На этих словах поручик остановился, заметив, что Хвалынцев начинает морщиться.
– Но оставим иезуитов: они сами по себе, а мы сами по себе. Я сказал это так только, к слову, – поспешил он оправдаться. – Дело не в иезуитах, а в известном принципе. Но ведь и иезуиты не все же вырабатывали одну только скверность, выработали же и они что-нибудь хорошее, пригодное и для неиезуитов. Отчего же бы нам не позаимствоваться и у них этим хорошим? Ведь это ребячество – думать иначе! Если вы хотите парализовать силы своего врага, боритесь с ним оружием, если не превосходнейшим, то хотя равным, боритесь его же оружием. Все почти революции шли этим путем; а иначе и заговор невозможен, и невозможен уже потому, что он, по самой сущности своей, обречен на тьму и тайну, пока не настанет час выказать его со всей прямотой, гордо и блистательно. Что делать – такова сущность вещей!

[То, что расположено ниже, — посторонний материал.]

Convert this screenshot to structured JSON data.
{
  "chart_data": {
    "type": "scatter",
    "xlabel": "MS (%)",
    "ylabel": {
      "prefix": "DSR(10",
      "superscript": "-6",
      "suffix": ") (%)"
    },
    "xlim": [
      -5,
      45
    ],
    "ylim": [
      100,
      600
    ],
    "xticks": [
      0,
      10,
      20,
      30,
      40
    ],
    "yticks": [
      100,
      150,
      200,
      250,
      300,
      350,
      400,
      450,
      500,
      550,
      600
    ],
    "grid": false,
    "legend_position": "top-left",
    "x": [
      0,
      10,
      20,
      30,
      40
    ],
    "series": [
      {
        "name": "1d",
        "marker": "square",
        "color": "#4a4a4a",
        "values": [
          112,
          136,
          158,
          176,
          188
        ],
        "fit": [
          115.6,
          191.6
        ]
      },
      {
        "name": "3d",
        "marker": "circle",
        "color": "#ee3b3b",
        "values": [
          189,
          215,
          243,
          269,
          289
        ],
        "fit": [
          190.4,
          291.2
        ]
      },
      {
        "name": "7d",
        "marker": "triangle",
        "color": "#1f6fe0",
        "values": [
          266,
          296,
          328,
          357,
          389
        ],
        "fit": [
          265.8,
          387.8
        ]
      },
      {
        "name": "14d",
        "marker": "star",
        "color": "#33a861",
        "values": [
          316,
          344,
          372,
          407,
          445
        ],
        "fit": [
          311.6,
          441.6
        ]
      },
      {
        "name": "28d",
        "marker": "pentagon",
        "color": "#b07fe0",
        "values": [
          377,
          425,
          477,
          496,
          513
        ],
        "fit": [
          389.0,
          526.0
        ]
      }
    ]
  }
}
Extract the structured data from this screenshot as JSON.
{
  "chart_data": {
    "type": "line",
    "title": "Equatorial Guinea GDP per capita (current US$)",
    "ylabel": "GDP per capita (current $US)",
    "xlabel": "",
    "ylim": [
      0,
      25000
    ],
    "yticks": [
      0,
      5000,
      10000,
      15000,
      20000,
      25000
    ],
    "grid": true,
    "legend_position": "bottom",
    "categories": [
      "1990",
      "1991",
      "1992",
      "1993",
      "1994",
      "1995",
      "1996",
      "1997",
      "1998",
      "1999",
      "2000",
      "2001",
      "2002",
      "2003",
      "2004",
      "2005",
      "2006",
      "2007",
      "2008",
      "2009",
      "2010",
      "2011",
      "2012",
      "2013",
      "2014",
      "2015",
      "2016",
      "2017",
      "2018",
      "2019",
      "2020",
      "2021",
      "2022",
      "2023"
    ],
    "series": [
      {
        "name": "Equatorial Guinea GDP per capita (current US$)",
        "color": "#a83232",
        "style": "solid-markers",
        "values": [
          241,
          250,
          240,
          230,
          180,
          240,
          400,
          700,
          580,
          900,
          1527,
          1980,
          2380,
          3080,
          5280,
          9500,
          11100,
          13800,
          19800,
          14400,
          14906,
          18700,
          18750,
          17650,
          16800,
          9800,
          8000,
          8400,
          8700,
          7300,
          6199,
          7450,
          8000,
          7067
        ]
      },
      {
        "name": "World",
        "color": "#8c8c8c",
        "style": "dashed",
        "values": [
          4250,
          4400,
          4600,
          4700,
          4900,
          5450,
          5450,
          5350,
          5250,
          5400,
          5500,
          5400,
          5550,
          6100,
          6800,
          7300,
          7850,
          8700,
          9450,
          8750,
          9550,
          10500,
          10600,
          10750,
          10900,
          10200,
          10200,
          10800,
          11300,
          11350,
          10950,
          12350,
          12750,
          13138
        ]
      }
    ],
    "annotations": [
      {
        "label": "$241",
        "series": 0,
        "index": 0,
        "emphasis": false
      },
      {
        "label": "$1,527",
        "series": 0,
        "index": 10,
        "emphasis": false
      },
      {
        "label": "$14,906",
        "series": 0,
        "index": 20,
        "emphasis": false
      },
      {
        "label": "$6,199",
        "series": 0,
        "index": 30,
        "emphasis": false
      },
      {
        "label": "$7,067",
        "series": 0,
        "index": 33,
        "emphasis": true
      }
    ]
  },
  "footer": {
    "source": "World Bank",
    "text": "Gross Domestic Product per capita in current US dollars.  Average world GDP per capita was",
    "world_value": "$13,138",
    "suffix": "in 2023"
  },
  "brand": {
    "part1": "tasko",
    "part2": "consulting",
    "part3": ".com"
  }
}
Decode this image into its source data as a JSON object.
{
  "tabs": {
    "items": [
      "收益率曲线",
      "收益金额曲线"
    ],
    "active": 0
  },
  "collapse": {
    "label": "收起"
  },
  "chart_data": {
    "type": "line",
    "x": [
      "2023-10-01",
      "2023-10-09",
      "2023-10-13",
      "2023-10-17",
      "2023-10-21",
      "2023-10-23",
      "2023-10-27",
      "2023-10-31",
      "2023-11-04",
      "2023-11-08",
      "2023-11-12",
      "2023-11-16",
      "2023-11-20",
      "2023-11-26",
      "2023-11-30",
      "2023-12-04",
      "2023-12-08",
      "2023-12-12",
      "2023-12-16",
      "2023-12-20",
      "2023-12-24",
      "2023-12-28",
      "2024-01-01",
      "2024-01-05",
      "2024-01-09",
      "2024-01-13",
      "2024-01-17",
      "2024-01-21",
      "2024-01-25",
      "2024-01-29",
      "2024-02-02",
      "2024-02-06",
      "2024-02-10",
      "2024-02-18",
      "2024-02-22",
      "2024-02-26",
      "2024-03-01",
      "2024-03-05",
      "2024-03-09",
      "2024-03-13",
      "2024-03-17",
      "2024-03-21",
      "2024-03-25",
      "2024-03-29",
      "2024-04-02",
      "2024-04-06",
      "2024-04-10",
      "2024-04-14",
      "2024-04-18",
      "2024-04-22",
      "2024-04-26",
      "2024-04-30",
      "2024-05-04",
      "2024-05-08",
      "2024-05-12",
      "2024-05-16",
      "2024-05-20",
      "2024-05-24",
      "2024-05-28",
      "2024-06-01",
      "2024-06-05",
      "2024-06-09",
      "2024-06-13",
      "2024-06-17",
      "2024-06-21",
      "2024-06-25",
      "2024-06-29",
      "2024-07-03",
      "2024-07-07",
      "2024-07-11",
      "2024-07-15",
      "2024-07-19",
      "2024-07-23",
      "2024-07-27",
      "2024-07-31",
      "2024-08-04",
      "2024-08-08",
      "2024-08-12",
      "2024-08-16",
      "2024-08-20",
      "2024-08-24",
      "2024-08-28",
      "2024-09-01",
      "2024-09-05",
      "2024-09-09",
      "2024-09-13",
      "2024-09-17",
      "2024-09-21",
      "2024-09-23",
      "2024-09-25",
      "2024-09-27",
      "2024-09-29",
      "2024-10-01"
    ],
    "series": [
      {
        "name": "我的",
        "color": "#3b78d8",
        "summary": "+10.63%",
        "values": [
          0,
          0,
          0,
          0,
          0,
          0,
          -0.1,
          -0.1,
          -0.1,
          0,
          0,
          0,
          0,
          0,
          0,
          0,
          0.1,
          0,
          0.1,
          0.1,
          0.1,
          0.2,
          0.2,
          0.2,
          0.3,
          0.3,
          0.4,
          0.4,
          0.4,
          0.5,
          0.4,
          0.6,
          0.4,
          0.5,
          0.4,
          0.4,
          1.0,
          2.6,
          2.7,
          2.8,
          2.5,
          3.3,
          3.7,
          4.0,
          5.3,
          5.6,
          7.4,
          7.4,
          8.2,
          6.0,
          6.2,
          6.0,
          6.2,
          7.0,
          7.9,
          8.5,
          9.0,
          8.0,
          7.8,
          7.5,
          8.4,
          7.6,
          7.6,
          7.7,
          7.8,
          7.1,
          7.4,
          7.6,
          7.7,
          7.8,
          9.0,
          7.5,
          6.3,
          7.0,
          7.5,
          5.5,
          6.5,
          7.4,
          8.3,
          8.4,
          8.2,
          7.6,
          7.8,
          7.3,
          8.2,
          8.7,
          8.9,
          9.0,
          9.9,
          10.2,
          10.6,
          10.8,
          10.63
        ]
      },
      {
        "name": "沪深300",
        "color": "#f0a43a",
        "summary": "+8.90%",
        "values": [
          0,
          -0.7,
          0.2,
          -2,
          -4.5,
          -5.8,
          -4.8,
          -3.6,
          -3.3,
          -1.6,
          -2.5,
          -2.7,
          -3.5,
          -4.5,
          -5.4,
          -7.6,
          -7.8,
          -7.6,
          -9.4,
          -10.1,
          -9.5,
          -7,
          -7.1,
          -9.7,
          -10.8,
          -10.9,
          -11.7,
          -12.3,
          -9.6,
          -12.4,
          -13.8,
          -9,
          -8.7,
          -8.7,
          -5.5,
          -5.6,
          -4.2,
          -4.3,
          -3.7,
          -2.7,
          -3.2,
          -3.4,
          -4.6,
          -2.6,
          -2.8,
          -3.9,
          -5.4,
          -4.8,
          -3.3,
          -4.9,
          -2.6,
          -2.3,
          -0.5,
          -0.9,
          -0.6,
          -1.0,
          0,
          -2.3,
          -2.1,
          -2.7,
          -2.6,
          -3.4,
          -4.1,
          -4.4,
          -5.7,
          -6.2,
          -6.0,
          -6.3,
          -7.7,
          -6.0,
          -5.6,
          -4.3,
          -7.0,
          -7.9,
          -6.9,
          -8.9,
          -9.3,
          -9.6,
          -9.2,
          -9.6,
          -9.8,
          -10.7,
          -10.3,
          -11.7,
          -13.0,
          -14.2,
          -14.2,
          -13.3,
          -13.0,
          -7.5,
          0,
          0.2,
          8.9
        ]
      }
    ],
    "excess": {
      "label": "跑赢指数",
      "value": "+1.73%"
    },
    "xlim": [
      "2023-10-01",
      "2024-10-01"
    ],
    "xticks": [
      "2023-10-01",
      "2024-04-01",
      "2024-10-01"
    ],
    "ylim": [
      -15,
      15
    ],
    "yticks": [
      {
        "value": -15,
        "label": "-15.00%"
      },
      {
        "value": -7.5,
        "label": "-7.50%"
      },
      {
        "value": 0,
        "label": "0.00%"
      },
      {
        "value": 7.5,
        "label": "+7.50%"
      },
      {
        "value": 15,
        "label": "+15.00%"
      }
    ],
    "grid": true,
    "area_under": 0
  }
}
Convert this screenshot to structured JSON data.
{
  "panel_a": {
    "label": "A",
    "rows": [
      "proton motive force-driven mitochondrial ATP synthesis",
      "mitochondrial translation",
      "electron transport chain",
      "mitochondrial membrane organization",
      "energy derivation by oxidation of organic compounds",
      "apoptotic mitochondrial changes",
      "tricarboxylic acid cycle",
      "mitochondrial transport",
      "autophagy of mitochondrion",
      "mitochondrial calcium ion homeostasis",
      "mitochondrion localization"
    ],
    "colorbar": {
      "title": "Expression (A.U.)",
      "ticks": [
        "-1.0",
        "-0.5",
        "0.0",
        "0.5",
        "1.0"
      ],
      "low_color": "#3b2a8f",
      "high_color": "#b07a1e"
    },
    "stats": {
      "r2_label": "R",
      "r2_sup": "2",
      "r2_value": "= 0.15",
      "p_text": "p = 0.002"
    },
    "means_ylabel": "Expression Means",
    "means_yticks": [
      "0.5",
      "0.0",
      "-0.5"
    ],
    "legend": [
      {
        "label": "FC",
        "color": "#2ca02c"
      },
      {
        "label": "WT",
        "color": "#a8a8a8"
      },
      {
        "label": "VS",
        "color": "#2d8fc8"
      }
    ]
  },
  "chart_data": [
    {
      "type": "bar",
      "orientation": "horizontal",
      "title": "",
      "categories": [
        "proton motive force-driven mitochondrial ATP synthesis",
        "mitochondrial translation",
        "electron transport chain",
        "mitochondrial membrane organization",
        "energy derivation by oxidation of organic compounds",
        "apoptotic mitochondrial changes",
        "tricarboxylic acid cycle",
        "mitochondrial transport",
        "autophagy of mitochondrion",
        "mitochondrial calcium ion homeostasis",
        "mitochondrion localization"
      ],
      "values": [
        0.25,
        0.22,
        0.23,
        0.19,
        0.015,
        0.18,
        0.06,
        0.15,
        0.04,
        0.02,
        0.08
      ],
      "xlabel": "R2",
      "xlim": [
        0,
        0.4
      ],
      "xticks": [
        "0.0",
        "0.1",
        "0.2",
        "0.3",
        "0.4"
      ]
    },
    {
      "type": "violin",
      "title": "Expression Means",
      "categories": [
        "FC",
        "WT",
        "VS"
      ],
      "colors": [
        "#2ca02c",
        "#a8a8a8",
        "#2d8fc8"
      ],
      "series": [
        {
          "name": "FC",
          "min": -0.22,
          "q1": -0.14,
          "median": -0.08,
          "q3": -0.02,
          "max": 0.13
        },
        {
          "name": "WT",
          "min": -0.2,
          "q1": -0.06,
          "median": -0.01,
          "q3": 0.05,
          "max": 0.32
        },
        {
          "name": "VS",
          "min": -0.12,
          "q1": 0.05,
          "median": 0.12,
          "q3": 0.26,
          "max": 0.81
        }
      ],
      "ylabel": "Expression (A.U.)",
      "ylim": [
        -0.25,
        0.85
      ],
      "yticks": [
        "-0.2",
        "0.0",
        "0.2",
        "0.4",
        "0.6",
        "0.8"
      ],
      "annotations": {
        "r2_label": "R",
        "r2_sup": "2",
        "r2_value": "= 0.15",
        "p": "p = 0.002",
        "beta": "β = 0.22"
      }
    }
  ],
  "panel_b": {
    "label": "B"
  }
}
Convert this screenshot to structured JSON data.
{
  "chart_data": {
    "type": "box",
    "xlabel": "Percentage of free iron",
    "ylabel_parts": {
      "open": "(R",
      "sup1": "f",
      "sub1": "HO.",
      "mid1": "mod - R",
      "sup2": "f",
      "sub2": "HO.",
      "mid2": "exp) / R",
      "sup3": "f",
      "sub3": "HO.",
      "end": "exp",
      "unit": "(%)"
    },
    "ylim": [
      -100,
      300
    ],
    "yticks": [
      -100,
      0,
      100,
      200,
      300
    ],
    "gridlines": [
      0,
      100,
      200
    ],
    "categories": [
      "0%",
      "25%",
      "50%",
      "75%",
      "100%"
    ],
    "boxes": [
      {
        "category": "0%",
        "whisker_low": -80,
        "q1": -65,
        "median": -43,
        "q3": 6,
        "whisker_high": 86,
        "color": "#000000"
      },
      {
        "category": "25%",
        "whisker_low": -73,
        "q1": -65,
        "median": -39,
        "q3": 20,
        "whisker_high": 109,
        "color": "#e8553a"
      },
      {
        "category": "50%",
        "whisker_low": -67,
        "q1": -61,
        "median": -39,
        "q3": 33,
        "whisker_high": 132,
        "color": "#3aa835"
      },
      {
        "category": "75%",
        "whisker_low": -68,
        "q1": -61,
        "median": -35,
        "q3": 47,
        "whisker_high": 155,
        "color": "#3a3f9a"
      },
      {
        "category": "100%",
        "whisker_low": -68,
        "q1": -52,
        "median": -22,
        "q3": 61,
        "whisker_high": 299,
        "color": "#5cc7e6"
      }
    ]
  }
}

Хвалынцев не возразил ни слова.
– Но мы уклонились в сторону, – продолжал поручик. – Я вам хотел сообщить только мой личный взгляд, который, впрочем, разделяется очень и очень многими, на то, что называется шпионством. Я хотел только сказать, что если оно полезно для дела, то не следует им пренебрегать и гнушаться. Собственно, главнее-то всего, я хотел спросить вас, совершенно ли вы равнодушны к выбору той или другой деятельности?
– По крайней мере, специальности у меня нет еще никакой, – ответил Хвалынцев.
– Ну, а что вы думаете о военной службе?
– Хм… – ухмыльнулся студент; – я ее не совсем-то уважаю.
– Отчего так?
– Оттого что, по-моему, самая война есть величайшее зло и безобразие в человечестве, – стало быть, как же после этого уважать ремесло и орудие этого безобразия!
– Да, но это безобразие пока неизбежно, и потому не лучше ли подумать о том, чтобы сделать зло менее вредным для хорошего дела?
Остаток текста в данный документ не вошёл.